Ask an Adventure Cycling Tour Leader: How To Get Along
How do I deal with a super-negative or annoying rider on my tour? I want to be a supportive cycling partner, but sometimes I don’t even know where to start.
Dear Can’t We All Just Be Happy,
Having recently returned from leading the 41-day Pacific Coast Epic tour, I’m delighted to report that some groups get along swimmingly. When you finish a tour like that, you find yourself wishing you had more days on the road together. These fine folks were positive, thoughtful, and flexible, and they were always looking out for each other. So, while I’m riding this post-tour high, please forgive me for thinking that, from here on out, all bike tours will forever match this one. Mic drop. Okay, okay. I’ll come back to reality and recognize that, because we’re all human, my recent experience isn’t universal and your question is worth exploring.
With any group of 12 to 15 people, the typical headcount for Adventure Cycling’s small group tours, it’s unlikely that we’re all going to get along, all of the time. Even with a shared passion, such as bike travel, each person brings years of life experiences, not to mention their unique personality, to this shared endeavor. Everything might seem hunky dory at the Day 1 orientation meeting. Throw in some challenging days or subpar campgrounds, however, and the tour can seemingly go south really quickly for some. And they usually want to let you know about it.
One strategy for dealing with this negativity is to assume it will pass and keep on being your positive, glass-half-full self. Everyone has bad days, even on a bike tour, and this rider may feel better after some tailwinds or a decent night’s sleep. They may also need time to adjust to the rhythms of touring, and your “keep on pedaling” attitude may be the perfect example for them to observe and adopt. Problem solved.
So you’ve ignored the negativity and deployed positivity, but neither strategy has worked. It might be time to dig in a little and see if you can understand where this person is coming from. Start by asking, “So, of all the bike tours out there, what made you choose this one?” Understanding their “why” won’t only help you engage with them, but getting this person to articulate their motivations might also help them realize, Oh yeah, I did sign up for this. You might even get an answer that is so far off from your own motivations that you never would have guessed.
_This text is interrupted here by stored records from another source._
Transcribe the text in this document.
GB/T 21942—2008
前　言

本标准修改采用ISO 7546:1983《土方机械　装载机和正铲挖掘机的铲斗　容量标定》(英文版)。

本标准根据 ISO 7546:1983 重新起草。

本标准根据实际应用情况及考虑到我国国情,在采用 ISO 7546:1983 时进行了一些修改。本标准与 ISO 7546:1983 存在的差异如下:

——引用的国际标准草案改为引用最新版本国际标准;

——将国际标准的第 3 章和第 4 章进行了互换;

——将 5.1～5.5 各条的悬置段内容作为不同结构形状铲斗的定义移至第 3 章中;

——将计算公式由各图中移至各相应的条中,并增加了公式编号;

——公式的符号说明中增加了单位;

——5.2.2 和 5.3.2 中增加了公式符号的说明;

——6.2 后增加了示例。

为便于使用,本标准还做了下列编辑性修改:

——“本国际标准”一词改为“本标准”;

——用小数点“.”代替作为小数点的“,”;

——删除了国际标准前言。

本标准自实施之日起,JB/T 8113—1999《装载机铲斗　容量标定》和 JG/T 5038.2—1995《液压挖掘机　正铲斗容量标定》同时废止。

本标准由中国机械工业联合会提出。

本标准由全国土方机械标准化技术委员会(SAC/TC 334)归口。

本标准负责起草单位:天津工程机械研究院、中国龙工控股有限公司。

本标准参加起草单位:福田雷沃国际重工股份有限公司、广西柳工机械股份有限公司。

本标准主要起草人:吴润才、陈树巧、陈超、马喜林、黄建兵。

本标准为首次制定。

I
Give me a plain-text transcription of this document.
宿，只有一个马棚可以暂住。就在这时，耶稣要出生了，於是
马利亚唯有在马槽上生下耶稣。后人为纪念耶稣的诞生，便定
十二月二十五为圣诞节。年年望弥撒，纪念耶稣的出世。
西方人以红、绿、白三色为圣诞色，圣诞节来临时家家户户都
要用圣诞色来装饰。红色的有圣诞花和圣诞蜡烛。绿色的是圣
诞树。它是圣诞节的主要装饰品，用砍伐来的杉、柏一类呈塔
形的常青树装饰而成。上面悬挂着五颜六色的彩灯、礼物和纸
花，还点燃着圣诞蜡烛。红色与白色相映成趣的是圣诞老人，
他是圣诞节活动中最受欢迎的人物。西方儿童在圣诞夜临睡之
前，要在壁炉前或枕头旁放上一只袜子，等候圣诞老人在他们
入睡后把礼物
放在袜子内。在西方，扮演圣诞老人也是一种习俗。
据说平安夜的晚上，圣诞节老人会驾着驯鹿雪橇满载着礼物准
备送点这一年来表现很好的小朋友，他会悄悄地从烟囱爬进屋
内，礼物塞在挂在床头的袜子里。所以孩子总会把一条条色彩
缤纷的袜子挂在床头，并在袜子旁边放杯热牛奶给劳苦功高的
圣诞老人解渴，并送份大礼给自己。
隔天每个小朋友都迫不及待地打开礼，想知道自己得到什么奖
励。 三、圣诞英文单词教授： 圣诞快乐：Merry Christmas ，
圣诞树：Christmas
You might also discover that their negativity is coming from a place of unmet expectations. If this is the case, is there anything that can be changed? Maybe this person was hoping for a good cup of coffee each morning and the coffee press has a crack in it. Or they thought they would have WiFi to upload photos to their blog each evening and you haven’t had service in two days. These are just a couple of examples that may or may not be fixable, but at least you’ll get a sense of where their negativity is stemming from. Another thing that you might discover, once you dig in, is that this vocal negativity is just their way of dealing with any kind of challenge. To test this theory, ask them about their favorite bike tour in the past. If they tell you it was their favorite — but they also make sure to point out that the campsites were crappy and the food was terrible — that’s likely the case. So even though they are complaining now, they may reminisce about this trip fondly in the future. It’s tough, but is there a way that you can allow them their feelings, and the expression of them, without letting it impact you in an adverse way?
At this point, it probably doesn’t even hurt to say, “You know, I can’t tell if you’re having a good time or not. For me, this tour has been challenging, but I love what we’ve already accomplished. How are you feeling?” See where that opening leads.
Unless you’re the only positive person in this whole tour group, it’s perfectly reasonable to share the load when it comes to supporting (or just tolerating) Negative Ned. Maybe it’s another person’s turn to sit next to them at dinner or to be their tent neighbor for the night. Even if it isn’t easy at first, continue to enjoy the experience that you are having, and hopefully others can do the same. While it wouldn’t be the first resolution to jump to, allow this person the space to tap out and leave the tour if they see fit. If they have run out of fun, or didn’t have any to begin with, they don’t have to continue just for the sake of finishing, and you don’t have to feel obligated to try and keep them there.
Finding someone annoying is a bit more subjective. We all have our quirks, and even when we don’t click with someone right away, it doesn’t mean that it’s not worth getting to know them. For this I’d say take a deep breath and remember that you only have a certain amount of time with this person. If all else fails, you’ll at least end up with some interesting stories from the experience. Think of it as the Type 2 fun of interpersonal relationships.
The great thing about a bike tour is that, even though you’re headed down the road as a touring family, there is plenty of opportunity to do your own thing or spend your time with the people you do click with. It shouldn’t hurt anyone’s feelings to hear that you prefer to ride by yourself or that you like to have a little downtime when you get to camp. While you’re not “fixing” this person’s negativity, you’re continuing to have the trip that you want. Hopefully, in continuing to have as much fun as humanly possible, your enthusiasm will be contagious.
Wishing you sunny skies and sunny dispositions!